Después del periodo de incubación, las células cultivadas se irradiaron por láser (cada grupo de dosificación se dividió en cinco sub-grupos, que se irradiaron a 0, 15, 30, 50 y 100 J/cm^{2}). Veinticuatro horas después de la irradiación, se determinó la viabilidad de HUVEC mediante un ensayo MTT.
Los resultados indican que no se observó muerte celular en los grupos no irradiados mientras que la viabilidad de HUVEC estuvo en el intervalo entre aproximadamente el 10 y el 20% en cada uno de los grupos irradiados (los grupos irradiados a 15, 30, 50 y 100 J/cm^{2}). Cada uno de los grupos a los que se suministró 25 \mug/ml de ATX-S10.Na mostró una viabilidad comparable a la del grupo correspondiente a los que se había suministrado 50 \mug/ml (Figura 1).

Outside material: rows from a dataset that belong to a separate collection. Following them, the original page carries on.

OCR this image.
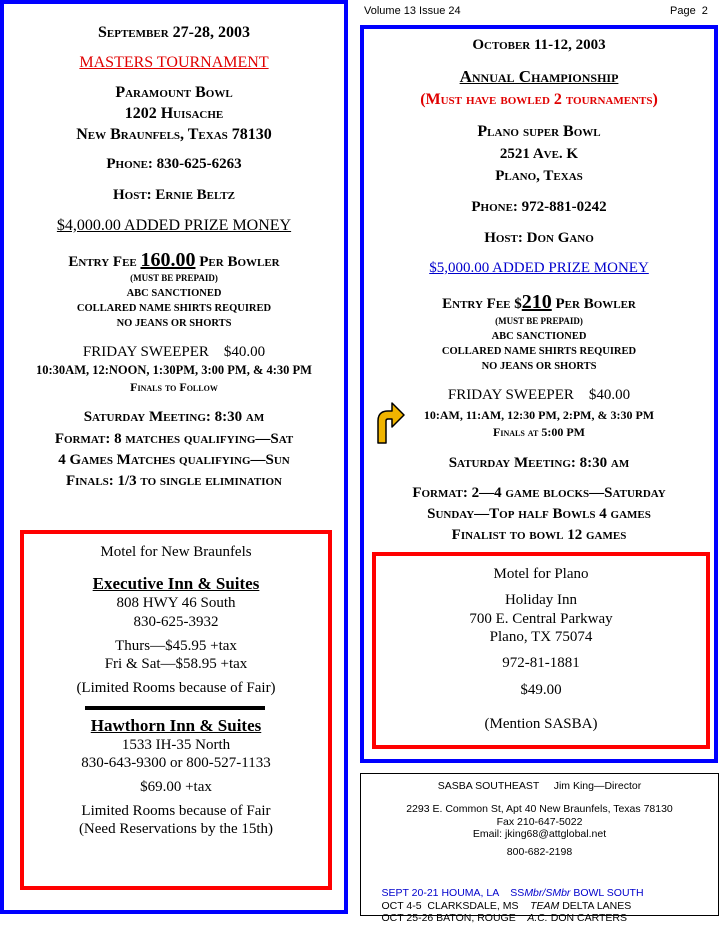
September 27-28, 2003
MASTERS TOURNAMENT
Paramount Bowl
1202 Huisache
New Braunfels, Texas 78130
Phone: 830-625-6263
Host: Ernie Beltz
$4,000.00 ADDED PRIZE MONEY
Entry Fee 160.00 Per Bowler
(MUST BE PREPAID)
ABC SANCTIONED
COLLARED NAME SHIRTS REQUIRED
NO JEANS OR SHORTS
FRIDAY SWEEPER    $40.00
10:30AM, 12:NOON, 1:30PM, 3:00 PM, & 4:30 PM
Finals to Follow
Saturday Meeting: 8:30 am
Format: 8 matches qualifying—Sat
4 Games Matches qualifying—Sun
Finals: 1/3 to single elimination
Motel for New Braunfels
Executive Inn & Suites
808 HWY 46 South
830-625-3932
Thurs—$45.95 +tax
Fri & Sat—$58.95 +tax
(Limited Rooms because of Fair)
Hawthorn Inn & Suites
1533 IH-35 North
830-643-9300 or 800-527-1133
$69.00 +tax
Limited Rooms because of Fair
(Need Reservations by the 15th)
Volume 13 Issue 24	Page  2
October 11-12, 2003
Annual Championship
(Must have bowled 2 tournaments)
Plano super Bowl
2521 Ave. K
Plano, Texas
Phone: 972-881-0242
Host: Don Gano
$5,000.00 ADDED PRIZE MONEY
Entry Fee $210 Per Bowler
(MUST BE PREPAID)
ABC SANCTIONED
COLLARED NAME SHIRTS REQUIRED
NO JEANS OR SHORTS
FRIDAY SWEEPER    $40.00
10:AM, 11:AM, 12:30 PM, 2:PM, & 3:30 PM
Finals at 5:00 PM
Saturday Meeting: 8:30 am
Format: 2—4 game blocks—Saturday
Sunday—Top half Bowls 4 games
Finalist to bowl 12 games
Motel for Plano
Holiday Inn
700 E. Central Parkway
Plano, TX 75074
972-81-1881
$49.00
(Mention SASBA)
SASBA SOUTHEAST     Jim King—Director
2293 E. Common St, Apt 40 New Braunfels, Texas 78130
Fax 210-647-5022
Email: jking68@attglobal.net
800-682-2198

SEPT 20-21 HOUMA, LA SSMbr/SMbr BOWL SOUTH

OCT 4-5  CLARKSDALE, MS TEAM DELTA LANES

OCT 25-26 BATON, ROUGE A.C. DON CARTERS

Estos resultados sugieren que ATX-S10.Na, cuando se usan en TFD, induce muerte celular de HUVEC inflamadas.
A continuación, usando un modelo de ratón real con artritis inducida por colágeno de tipo II, los autores de la memoria realizaron el análisis siguiente para examinar los efectos que la TFD tiene en artritis, usando ATX-S10.Na.

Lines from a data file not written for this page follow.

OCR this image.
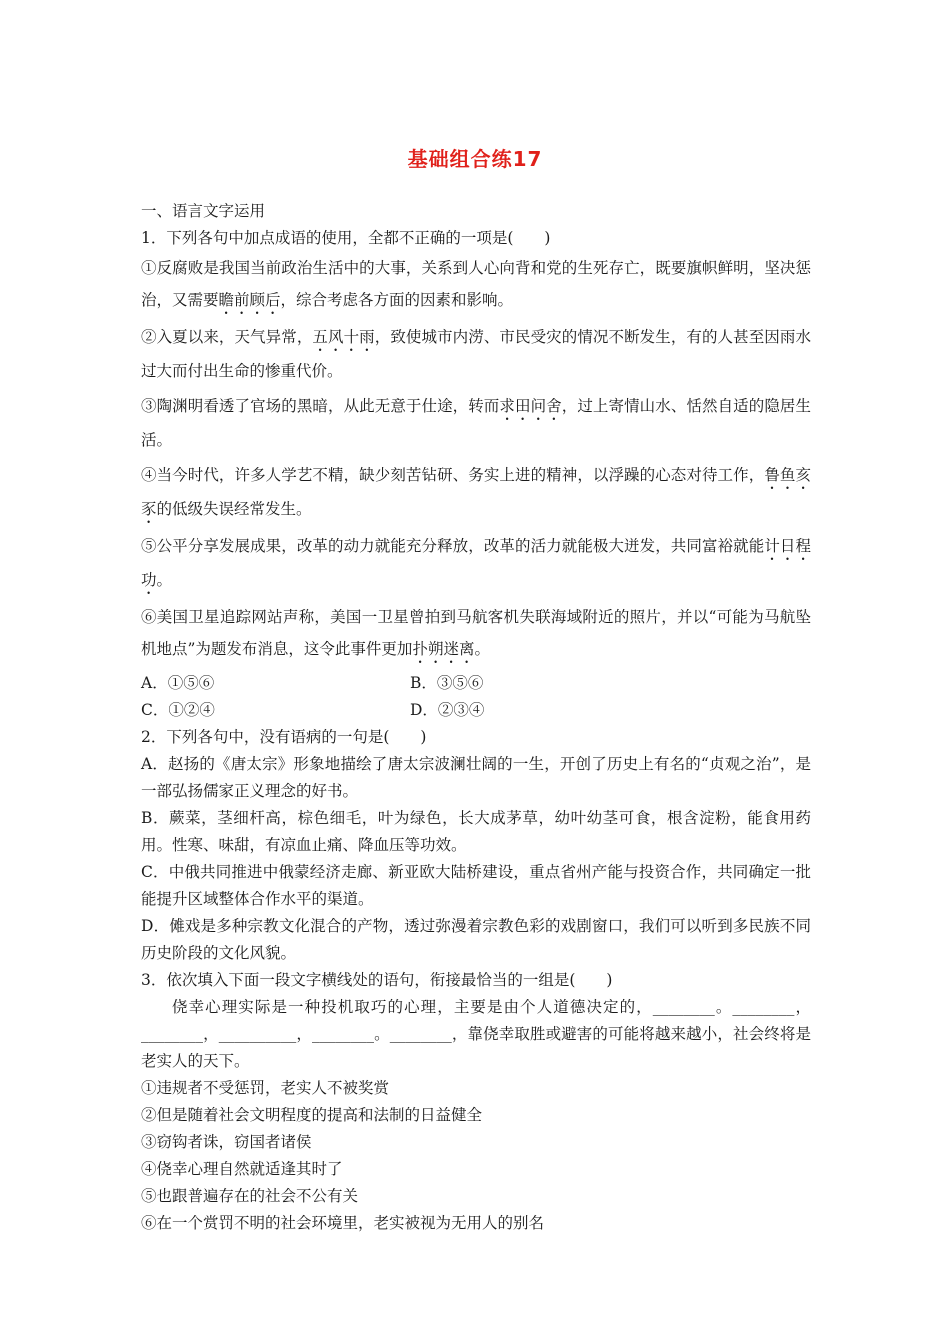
基础组合练17

一、语言文字运用

1．下列各句中加点成语的使用，全都不正确的一项是(　　)

①反腐败是我国当前政治生活中的大事，关系到人心向背和党的生死存亡，既要旗帜鲜明，坚决惩治，又需要瞻前顾后，综合考虑各方面的因素和影响。

②入夏以来，天气异常，五风十雨，致使城市内涝、市民受灾的情况不断发生，有的人甚至因雨水过大而付出生命的惨重代价。

③陶渊明看透了官场的黑暗，从此无意于仕途，转而求田问舍，过上寄情山水、恬然自适的隐居生活。

④当今时代，许多人学艺不精，缺少刻苦钻研、务实上进的精神，以浮躁的心态对待工作，鲁鱼亥豕的低级失误经常发生。

⑤公平分享发展成果，改革的动力就能充分释放，改革的活力就能极大迸发，共同富裕就能计日程功。

⑥美国卫星追踪网站声称，美国一卫星曾拍到马航客机失联海域附近的照片，并以“可能为马航坠机地点”为题发布消息，这令此事件更加扑朔迷离。

A．①⑤⑥	B．③⑤⑥
C．①②④	D．②③④

2．下列各句中，没有语病的一句是(　　)

A．赵扬的《唐太宗》形象地描绘了唐太宗波澜壮阔的一生，开创了历史上有名的“贞观之治”，是一部弘扬儒家正义理念的好书。

B．蕨菜，茎细杆高，棕色细毛，叶为绿色，长大成茅草，幼叶幼茎可食，根含淀粉，能食用药用。性寒、味甜，有凉血止痛、降血压等功效。

C．中俄共同推进中俄蒙经济走廊、新亚欧大陆桥建设，重点省州产能与投资合作，共同确定一批能提升区域整体合作水平的渠道。

D．傩戏是多种宗教文化混合的产物，透过弥漫着宗教色彩的戏剧窗口，我们可以听到多民族不同历史阶段的文化风貌。

3．依次填入下面一段文字横线处的语句，衔接最恰当的一组是(　　)

侥幸心理实际是一种投机取巧的心理，主要是由个人道德决定的，________。________，________，__________，________。________，靠侥幸取胜或避害的可能将越来越小，社会终将是老实人的天下。

①违规者不受惩罚，老实人不被奖赏

②但是随着社会文明程度的提高和法制的日益健全

③窃钩者诛，窃国者诸侯

④侥幸心理自然就适逢其时了

⑤也跟普遍存在的社会不公有关

⑥在一个赏罚不明的社会环境里，老实被视为无用人的别名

Análisis de referencia 2 (análisis in vivo): Efectos de la TFD en un modelo de ratón de artritis inducida por colágeno de tipo II
Se usaron ratones macho DBA/1, de 6 a 8 semanas edad y que pesaban de 15 a 18 g. La artritis se indujo por colágeno de tipo II según el protocolo siguiente.
En el Día 0, se inyectaron intraperitonealmente 2 mg de una mezcla de anticuerpos anti-colágeno tipo II. En el Día 1, se inyectaron de nuevo intraperitonealmente 2 mg de la mezcla de anticuerpos anti-colágeno tipo II. En el Día 2 y Día 3, se inyectaron intraperitonealmente 50 \mug de lipopolisacárido (LPS) para inducir la artritis por colágeno de tipo II.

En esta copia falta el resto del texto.